Management, fix yourself first.
That is the prescription offered up by a Forbes contributor who writes on business topics relevant to employer-worker interactions and workplace dynamics.
More specifically, notes Mark Murphy, business leaders should never seek to implement discrimination-fighting strategies before first understanding what workers most commonly fear.
That is this: management itself.
To be precise, Murphy stresses that legions of business principals must learn to “listen to employees’ concerns about discrimination without blame or defensiveness.”
Reportedly, relatively few of them are capable of doing that.
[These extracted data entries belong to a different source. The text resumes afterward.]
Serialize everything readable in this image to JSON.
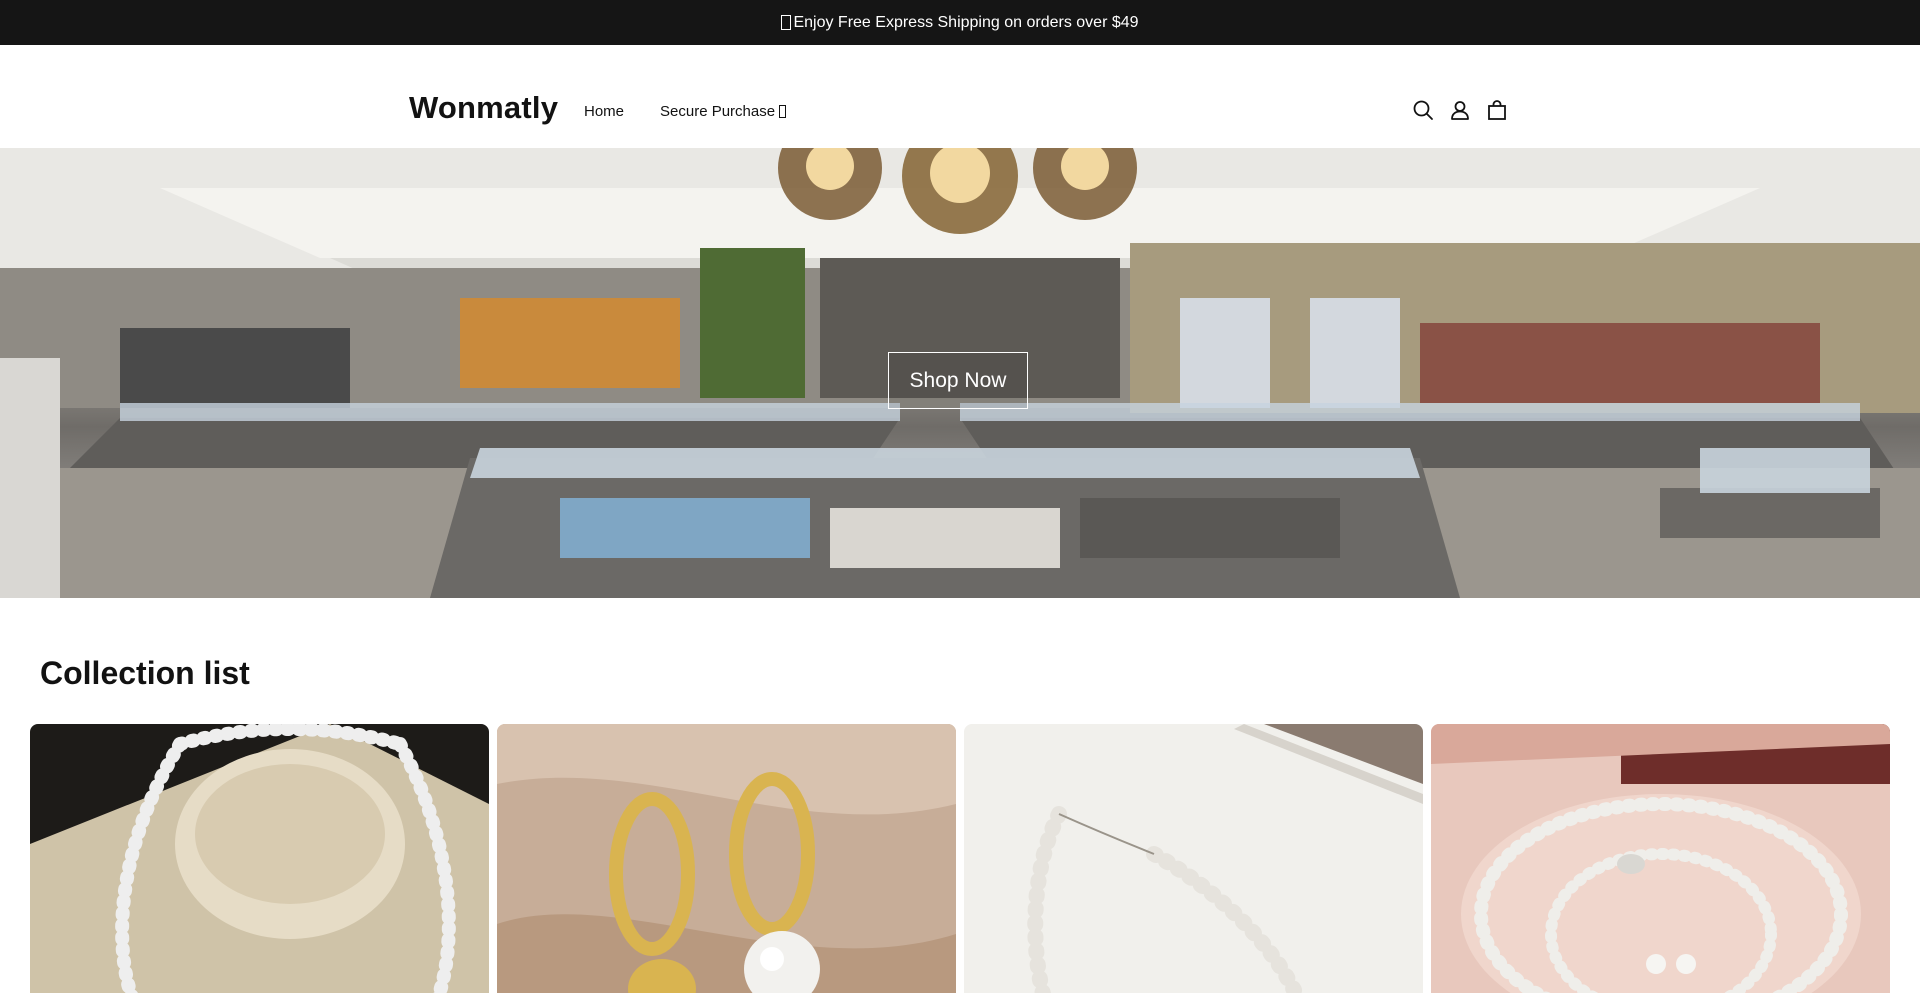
{
  "announcement": {
    "text": "Enjoy Free Express Shipping on orders over $49",
    "glyph_icon": "unknown-glyph-icon"
  },
  "header": {
    "logo": "Wonmatly",
    "nav": [
      {
        "label": "Home"
      },
      {
        "label": "Secure Purchase",
        "glyph_icon": "unknown-glyph-icon"
      }
    ],
    "icons": [
      "search-icon",
      "account-icon",
      "cart-icon"
    ]
  },
  "hero": {
    "button_label": "Shop Now",
    "image": "jewelry-store-interior"
  },
  "collection": {
    "title": "Collection list",
    "cards": [
      {
        "image": "pearl-necklace-on-stand"
      },
      {
        "image": "gold-pearl-earrings"
      },
      {
        "image": "pearl-bracelet"
      },
      {
        "image": "pearl-jewelry-set"
      }
    ]
  },
  "colors": {
    "announcement_bg": "#151515",
    "text": "#121212",
    "background": "#ffffff"
  }
}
Consequently, high numbers of disgruntled workers internalize their concerns and realized harms and simply quit their jobs at some point without any advance notice of their grievances to managers.
That reality spells reciprocal adversity. Good workers quit, and companies’ bottom lines are repeatedly harmed by problems that don’t get identified and fixed.
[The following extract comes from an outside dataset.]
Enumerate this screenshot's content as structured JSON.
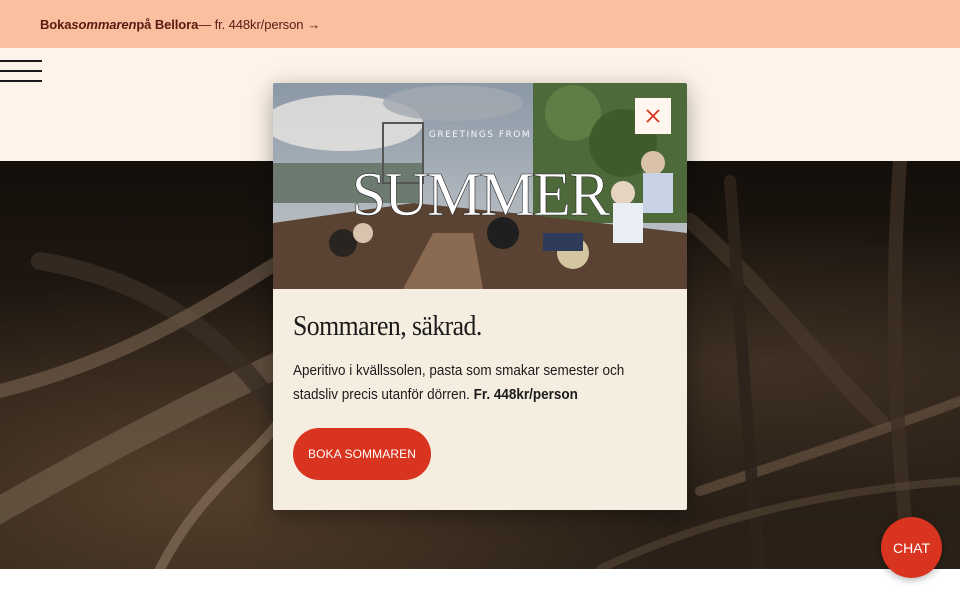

Murphy says that business leaders too often craft prematurely jumbled and improperly focused plans to ameliorate problems without an actual ability to really listen without quick judgment to workers’ concerns. They often “tie themselves into knots trying to figure out how to solve discrimination and increase diversity and inclusion.”
The problem with that is this: Those strategies are toothless without meaningful employee input, and that will never be forthcoming if workers perceive management defensiveness concerning complaints/concerns.
Murphy’s recipe for success – or at least material improvement – is simple enough. It mandates a bit of instruction to company managers that must precede concrete proposals for anti-discriminatory outcomes. In a nutshell, it merely requires “teaching leaders how to listen to uncomfortable truths without defensiveness.”
Good leaders can do that. Managers who can’t will continue to interact with workers in problematic workplace environments.